/CS-124-P1

A programming assignment for CS 124 (Data Structures and Algorithms)

Primary LanguageJupyter Notebook

CS 124 P1

A programming assignment for CS 124 (Data Structures and Algorithms)

By Ashlan Ahmed and Christy Jestin

Background

We studied minimum spanning trees formed by randomly generating points within the unit square, unit cube, and unit hypercube. WTF does that mean? A graph is a series of vertices (blue circles) connected by edges (black lines), and these edges may have weights (the example has weights). Edges may be directed i.e. they go from a to b but not b to a (the arrows indicate direction) or undirected i.e. they go in both directions. We're studying undirected graphs, but the example below is simple.

image

A spanning tree is a subset of edges of a graph such that all vertices are the endpoint of at least one edge (the technical definition of a tree isn't necessary in this context). A minimum spanning tree is the spanning tree for which the sum of the edge weights are smaller than the sum of the edge weights for any other spanning tree.

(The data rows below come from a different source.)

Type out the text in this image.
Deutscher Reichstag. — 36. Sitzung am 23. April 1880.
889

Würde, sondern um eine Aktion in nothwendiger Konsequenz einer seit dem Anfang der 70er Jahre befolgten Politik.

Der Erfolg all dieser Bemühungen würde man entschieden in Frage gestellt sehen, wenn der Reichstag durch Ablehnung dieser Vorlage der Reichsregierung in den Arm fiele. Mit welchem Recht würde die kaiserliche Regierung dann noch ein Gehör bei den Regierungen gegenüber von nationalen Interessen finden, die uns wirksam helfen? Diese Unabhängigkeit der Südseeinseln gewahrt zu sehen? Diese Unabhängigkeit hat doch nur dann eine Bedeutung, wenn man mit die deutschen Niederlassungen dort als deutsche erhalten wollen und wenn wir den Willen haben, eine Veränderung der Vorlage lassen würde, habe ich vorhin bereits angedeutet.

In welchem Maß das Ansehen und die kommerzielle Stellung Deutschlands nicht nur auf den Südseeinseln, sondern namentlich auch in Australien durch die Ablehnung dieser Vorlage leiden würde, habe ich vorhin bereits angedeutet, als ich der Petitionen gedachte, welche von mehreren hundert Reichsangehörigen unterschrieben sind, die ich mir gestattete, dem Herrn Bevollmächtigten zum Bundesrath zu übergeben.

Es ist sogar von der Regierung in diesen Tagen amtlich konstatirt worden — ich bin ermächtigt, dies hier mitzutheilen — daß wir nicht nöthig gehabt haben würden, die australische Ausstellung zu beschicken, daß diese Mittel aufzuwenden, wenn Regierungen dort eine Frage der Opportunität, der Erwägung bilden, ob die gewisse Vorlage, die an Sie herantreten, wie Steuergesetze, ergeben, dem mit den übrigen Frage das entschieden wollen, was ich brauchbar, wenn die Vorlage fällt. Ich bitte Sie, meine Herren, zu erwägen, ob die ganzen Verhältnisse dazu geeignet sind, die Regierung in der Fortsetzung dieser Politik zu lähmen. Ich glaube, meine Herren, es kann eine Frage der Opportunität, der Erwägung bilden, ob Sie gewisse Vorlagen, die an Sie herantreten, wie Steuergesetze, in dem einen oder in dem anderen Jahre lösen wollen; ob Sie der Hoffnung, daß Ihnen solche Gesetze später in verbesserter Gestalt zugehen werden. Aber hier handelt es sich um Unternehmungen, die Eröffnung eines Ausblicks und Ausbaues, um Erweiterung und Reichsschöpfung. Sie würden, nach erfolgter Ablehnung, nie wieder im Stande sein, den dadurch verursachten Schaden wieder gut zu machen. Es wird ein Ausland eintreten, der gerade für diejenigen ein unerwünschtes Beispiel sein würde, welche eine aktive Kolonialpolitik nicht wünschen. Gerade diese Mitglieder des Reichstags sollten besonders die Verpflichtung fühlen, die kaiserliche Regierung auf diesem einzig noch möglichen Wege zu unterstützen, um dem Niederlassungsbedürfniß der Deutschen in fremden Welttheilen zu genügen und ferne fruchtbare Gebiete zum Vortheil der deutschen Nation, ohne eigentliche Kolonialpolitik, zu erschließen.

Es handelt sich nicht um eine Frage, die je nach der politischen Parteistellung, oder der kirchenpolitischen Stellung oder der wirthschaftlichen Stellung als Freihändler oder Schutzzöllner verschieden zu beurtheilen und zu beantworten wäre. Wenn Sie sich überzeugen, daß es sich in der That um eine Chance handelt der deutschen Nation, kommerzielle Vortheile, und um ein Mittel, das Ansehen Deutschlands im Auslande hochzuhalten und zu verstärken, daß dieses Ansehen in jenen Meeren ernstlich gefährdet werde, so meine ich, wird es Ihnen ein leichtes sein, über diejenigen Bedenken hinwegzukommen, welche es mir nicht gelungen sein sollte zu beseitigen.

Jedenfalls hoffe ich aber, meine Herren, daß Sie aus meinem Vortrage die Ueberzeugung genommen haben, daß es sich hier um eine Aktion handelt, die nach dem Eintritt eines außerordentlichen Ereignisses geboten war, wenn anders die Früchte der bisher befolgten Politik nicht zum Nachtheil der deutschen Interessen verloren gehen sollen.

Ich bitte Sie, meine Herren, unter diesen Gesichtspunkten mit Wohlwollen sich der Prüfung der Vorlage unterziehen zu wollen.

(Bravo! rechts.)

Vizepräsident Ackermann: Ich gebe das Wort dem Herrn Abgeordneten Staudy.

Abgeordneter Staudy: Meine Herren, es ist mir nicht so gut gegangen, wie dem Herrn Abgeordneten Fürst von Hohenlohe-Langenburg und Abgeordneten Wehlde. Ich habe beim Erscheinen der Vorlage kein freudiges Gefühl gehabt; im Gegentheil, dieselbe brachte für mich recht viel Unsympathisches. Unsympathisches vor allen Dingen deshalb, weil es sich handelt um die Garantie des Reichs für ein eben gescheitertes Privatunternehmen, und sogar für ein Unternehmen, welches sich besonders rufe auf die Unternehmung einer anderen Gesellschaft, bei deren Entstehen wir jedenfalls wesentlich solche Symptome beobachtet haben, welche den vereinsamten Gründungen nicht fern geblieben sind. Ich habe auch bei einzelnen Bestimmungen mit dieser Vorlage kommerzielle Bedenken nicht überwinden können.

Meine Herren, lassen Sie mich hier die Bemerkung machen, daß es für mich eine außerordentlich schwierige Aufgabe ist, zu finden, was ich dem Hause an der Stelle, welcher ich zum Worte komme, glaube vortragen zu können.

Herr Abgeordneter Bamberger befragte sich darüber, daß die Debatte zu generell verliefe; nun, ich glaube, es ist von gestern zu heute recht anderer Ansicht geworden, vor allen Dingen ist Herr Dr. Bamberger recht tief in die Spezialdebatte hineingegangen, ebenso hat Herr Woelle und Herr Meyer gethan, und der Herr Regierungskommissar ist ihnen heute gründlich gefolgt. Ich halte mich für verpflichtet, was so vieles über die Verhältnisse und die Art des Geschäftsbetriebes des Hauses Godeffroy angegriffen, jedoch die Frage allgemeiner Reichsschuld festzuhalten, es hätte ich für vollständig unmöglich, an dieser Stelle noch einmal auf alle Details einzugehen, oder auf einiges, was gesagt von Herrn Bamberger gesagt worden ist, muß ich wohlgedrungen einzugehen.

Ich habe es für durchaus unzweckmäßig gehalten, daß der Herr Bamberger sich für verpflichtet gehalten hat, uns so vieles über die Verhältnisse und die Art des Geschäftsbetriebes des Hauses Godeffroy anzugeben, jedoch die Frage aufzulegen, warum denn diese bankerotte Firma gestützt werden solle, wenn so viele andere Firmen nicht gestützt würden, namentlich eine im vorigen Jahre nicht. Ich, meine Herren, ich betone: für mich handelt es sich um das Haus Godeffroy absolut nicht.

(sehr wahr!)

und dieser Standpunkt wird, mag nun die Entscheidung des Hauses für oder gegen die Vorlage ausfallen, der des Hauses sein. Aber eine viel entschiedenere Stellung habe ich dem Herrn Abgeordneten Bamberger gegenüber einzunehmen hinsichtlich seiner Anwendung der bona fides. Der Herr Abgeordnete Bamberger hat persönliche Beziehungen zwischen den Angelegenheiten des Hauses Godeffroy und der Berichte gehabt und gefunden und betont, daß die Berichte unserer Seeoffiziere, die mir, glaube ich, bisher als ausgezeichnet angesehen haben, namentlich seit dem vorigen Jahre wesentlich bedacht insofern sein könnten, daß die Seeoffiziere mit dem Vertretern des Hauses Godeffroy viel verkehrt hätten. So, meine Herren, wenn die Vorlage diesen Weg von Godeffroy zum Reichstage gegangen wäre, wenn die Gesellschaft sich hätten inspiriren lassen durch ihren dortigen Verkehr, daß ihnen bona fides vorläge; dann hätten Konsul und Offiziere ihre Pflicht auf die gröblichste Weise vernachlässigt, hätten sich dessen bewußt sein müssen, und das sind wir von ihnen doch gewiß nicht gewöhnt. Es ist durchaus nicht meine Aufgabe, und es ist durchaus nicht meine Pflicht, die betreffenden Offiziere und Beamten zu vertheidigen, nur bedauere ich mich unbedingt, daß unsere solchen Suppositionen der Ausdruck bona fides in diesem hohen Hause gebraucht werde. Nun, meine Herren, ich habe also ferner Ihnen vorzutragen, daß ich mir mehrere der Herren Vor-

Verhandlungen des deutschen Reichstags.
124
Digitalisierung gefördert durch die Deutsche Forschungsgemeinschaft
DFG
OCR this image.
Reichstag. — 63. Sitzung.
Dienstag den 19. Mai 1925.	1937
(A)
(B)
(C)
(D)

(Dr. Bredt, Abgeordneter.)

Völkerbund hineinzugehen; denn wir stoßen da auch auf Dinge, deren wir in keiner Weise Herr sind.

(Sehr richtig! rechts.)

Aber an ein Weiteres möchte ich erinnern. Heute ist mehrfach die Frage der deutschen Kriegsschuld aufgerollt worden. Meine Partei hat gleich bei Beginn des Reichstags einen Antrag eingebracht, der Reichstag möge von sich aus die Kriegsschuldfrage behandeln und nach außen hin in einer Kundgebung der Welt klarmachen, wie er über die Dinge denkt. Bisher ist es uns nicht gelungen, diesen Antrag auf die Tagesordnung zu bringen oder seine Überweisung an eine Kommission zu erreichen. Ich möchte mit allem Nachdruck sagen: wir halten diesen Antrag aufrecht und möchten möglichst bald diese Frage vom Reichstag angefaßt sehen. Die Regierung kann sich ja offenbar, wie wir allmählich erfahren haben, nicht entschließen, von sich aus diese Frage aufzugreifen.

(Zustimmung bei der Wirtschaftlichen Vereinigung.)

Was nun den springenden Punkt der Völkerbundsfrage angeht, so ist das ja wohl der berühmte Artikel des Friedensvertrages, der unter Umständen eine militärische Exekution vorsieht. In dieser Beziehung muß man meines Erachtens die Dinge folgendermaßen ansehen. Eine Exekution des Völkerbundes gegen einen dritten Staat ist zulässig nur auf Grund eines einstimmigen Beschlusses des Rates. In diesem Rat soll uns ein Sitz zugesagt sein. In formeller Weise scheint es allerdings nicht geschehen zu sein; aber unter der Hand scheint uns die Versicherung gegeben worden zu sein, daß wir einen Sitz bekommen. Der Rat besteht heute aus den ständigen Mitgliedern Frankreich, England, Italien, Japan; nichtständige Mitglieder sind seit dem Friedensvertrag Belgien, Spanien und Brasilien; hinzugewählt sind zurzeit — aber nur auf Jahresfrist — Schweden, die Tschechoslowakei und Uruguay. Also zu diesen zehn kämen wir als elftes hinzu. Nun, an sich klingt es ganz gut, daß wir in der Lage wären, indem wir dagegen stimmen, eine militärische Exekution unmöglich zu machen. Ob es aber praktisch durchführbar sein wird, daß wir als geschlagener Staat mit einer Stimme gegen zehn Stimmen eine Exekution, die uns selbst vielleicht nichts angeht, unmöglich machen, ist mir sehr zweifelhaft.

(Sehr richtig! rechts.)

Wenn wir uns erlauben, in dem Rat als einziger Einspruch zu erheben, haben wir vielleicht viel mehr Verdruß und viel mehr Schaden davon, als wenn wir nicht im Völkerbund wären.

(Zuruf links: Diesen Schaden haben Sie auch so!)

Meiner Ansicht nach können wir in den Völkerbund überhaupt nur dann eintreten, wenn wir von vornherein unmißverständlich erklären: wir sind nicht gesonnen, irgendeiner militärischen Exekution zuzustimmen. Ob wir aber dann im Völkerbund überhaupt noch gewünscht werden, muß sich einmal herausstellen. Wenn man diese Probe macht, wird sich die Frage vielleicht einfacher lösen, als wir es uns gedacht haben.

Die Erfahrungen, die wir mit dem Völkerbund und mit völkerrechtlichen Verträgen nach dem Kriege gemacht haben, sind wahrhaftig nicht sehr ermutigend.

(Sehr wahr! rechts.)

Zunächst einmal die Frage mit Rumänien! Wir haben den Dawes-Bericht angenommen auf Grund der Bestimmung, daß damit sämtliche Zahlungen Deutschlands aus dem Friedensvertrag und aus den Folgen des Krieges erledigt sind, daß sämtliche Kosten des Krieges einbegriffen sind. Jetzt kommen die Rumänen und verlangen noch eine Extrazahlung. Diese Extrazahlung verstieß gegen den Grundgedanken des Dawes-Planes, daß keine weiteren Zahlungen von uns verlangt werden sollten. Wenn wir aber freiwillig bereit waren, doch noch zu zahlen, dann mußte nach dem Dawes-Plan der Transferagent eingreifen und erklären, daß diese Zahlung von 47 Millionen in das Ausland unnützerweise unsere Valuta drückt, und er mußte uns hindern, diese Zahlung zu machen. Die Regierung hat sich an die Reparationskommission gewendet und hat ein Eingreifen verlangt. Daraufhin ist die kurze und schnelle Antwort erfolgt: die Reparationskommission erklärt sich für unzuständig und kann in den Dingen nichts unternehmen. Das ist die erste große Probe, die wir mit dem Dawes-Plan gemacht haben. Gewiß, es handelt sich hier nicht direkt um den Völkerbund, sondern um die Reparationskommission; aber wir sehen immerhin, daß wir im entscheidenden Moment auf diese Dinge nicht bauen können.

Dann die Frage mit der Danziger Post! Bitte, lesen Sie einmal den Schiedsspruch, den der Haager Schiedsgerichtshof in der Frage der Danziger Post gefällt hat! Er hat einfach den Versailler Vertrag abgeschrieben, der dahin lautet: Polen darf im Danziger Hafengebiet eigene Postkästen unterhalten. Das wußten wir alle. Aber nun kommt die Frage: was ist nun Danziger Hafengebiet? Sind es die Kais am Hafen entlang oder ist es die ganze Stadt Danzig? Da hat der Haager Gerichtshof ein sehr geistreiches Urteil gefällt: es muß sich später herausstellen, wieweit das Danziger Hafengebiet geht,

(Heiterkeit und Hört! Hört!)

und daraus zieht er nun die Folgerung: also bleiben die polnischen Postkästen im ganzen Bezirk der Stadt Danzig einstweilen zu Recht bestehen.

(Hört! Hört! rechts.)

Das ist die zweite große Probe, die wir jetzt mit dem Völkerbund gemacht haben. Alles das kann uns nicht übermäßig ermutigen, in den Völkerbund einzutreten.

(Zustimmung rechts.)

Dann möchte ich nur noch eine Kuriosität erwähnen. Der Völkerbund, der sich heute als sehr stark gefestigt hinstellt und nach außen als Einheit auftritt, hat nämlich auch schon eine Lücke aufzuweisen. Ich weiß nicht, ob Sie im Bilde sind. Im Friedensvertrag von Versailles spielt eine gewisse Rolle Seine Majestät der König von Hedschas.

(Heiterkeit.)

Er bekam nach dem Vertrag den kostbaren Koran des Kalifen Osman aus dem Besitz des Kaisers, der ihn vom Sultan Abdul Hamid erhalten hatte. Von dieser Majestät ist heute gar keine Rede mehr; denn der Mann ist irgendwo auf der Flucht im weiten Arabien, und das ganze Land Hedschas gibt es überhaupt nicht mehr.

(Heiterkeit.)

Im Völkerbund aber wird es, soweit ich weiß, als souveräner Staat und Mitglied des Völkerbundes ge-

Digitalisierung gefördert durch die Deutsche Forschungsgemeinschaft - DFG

In particular, we studied complete graphs i.e. graphs in which every possible edge between distinct vertices exists. For the cases where we considered the unit square, unit cube, or unit hypercube, the weight of an edge was simply the Euclidean distance between the two endpoints. In addition to these cases, we also studied a "zero-dimensional case" where the weight of an edge was randomly generated from the uniform distribution (between 0 and 1).

Our Code

Our code was written in C++ with some scripting and graph plotting in Python. You can run our code by running:

make randmst
./randmst 0 numpoints numtrials numdimensions

An example is:

./randmst 0 128 10 2

This will run the MST code 10 times each in 2 dimensions and with 128 vertices in the unit square. It will return the average size of the MST over the 10 trials.

Results

You can see a graph of the average MST size for 3 dimensions below (please use light mode to see the axes and title): three

Our hypothesis is that the average size grows according to n over the dth root of n where n is the number of points and d is the dimension. You can read our complete reasoning and other results in the PDF called REPORT - Christy and Ash.pdf. The rough idea is that you expect the n points to distributed uniformly within the unit square/cube/hypercube. Thus their positions will resemble a grid pattern with about dth root of n points along each dimension. Since the side length of our shape (unit square/cube/hypercube) is always 1, the distance between grid points will be 1 over dth root of n. There are n-1 edges in the minimum spanning tree, so the average size should come out to around n over the dth root of n. While this lines up with the data, there is an additional constant factor for all 3 dimensions, and while the factors were similar for d=2 and d=3, it was much larger for d=4. This may be explained by some property of the expected value of edge length that depends on the dimension, but we're not sure.